En même temps, la police prédictive comporte des préoccupations significatives en matière de confidentialité et d’éthique. Il y a une raison pour laquelle 52 % des Américains sont plus inquiets pour l’IA qu’ils ne sont enthousiastes à son égard. Même les modèles les plus avancés sont sujets à l’hallucination, et l’IA a un historique de perpétuation, voire d’exagération, des préjugés humains lorsqu’elle est formée à partir de données préjudiciables.
Les données historiques sur la criminalité sont potentiellement faussées au mieux et inhérentement racistes au pire. Les dossiers d’arrestation peuvent signifier des zones qui sont plus lourdement policières qu’elles ne reflètent la criminalité réelle. Par conséquent, les données peuvent refléter des préjugés raciaux de longue date, qui ont une histoire bien documentée dans l’application de la loi.
Les modèles d’IA qui apprennent à partir de données biaisées peuvent amener la police à patrouiller plus lourdement les quartiers noirs ou à être plus suspicieux à l’égard des personnes de couleur. Les affaires de Chicago et de Pasco County le montrent bien. En conséquence, s’appuyer sur les prédictions de l’IA sans reconnaître ces préjugés pourrait accroître le traitement injuste des démographies historiquement surpoliciées et défavorisées.
À part les injustices raciales, la collecte de telles quantités de données sur les citoyens pourrait entraîner des risques pour la vie privée. Les agences gouvernementales sont la huitième industrie la plus ciblée par la cybercriminalité, il est donc très possible qu’une faille de sécurité se produise dans un modèle de police prédictive, en plus d’être préjudiciable. Même si aucune attaque informatique ne réussit, surveiller les citoyens parce qu’ils pourraient commettre un crime soulève des questions sur la surveillance excessive et le respect de la procédure régulière.

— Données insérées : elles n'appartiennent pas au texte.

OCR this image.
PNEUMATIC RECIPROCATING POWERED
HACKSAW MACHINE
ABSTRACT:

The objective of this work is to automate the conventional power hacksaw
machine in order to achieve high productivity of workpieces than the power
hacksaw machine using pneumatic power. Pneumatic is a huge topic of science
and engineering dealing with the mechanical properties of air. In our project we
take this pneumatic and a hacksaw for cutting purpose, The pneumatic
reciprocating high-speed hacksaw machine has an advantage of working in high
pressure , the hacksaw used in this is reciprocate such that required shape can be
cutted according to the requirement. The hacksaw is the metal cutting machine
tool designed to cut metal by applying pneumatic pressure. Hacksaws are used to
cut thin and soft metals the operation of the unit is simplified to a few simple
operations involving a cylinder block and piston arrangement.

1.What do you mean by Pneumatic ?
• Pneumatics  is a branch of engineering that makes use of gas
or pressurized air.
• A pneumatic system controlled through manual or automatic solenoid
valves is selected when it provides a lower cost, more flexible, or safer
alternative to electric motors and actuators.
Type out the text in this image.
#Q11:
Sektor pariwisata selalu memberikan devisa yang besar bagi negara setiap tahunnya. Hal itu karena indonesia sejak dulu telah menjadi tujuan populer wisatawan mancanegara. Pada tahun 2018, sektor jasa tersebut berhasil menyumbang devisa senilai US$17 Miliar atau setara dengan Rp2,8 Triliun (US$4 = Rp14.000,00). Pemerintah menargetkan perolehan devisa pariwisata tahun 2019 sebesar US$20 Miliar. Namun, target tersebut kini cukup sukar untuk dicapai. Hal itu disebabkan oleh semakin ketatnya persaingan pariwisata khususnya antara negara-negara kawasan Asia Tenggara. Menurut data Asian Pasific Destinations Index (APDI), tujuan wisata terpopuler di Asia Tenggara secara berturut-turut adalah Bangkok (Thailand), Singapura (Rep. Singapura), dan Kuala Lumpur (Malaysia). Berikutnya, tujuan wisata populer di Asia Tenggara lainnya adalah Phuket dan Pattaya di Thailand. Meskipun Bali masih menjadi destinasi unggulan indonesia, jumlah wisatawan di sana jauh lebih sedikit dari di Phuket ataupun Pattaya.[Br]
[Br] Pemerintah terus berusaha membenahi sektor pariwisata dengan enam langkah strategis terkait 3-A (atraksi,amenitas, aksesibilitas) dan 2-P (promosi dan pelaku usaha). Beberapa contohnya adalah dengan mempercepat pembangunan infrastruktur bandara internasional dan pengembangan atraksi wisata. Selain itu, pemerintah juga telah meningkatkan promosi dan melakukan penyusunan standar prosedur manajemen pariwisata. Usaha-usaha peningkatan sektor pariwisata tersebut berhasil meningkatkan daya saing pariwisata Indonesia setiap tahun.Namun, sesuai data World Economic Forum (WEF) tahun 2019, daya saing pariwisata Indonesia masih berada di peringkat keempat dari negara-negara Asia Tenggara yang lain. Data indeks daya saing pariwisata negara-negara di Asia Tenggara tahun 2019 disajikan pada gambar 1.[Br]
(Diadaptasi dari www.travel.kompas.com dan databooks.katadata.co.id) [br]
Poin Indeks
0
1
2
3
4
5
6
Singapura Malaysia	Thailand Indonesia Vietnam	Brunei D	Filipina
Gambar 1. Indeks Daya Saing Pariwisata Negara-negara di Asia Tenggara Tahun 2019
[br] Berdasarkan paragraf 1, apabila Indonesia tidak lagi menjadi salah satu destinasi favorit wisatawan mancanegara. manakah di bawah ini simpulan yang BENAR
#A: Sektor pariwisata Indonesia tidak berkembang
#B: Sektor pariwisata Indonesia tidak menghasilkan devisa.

La prédiction des crimes basée sur l’IA s’améliore, mais les préoccupations persistent
Les modèles de prédiction des crimes basés sur l’IA sont beaucoup plus précis aujourd’hui qu’il y a quelques années. Cependant, les préoccupations concernant les préjugés, l’efficacité et la justice sont toujours présentes. Les décideurs politiques et les entreprises d’IA doivent aborder ces questions pour garantir que cette technologie puisse réellement offrir un avenir plus sûr.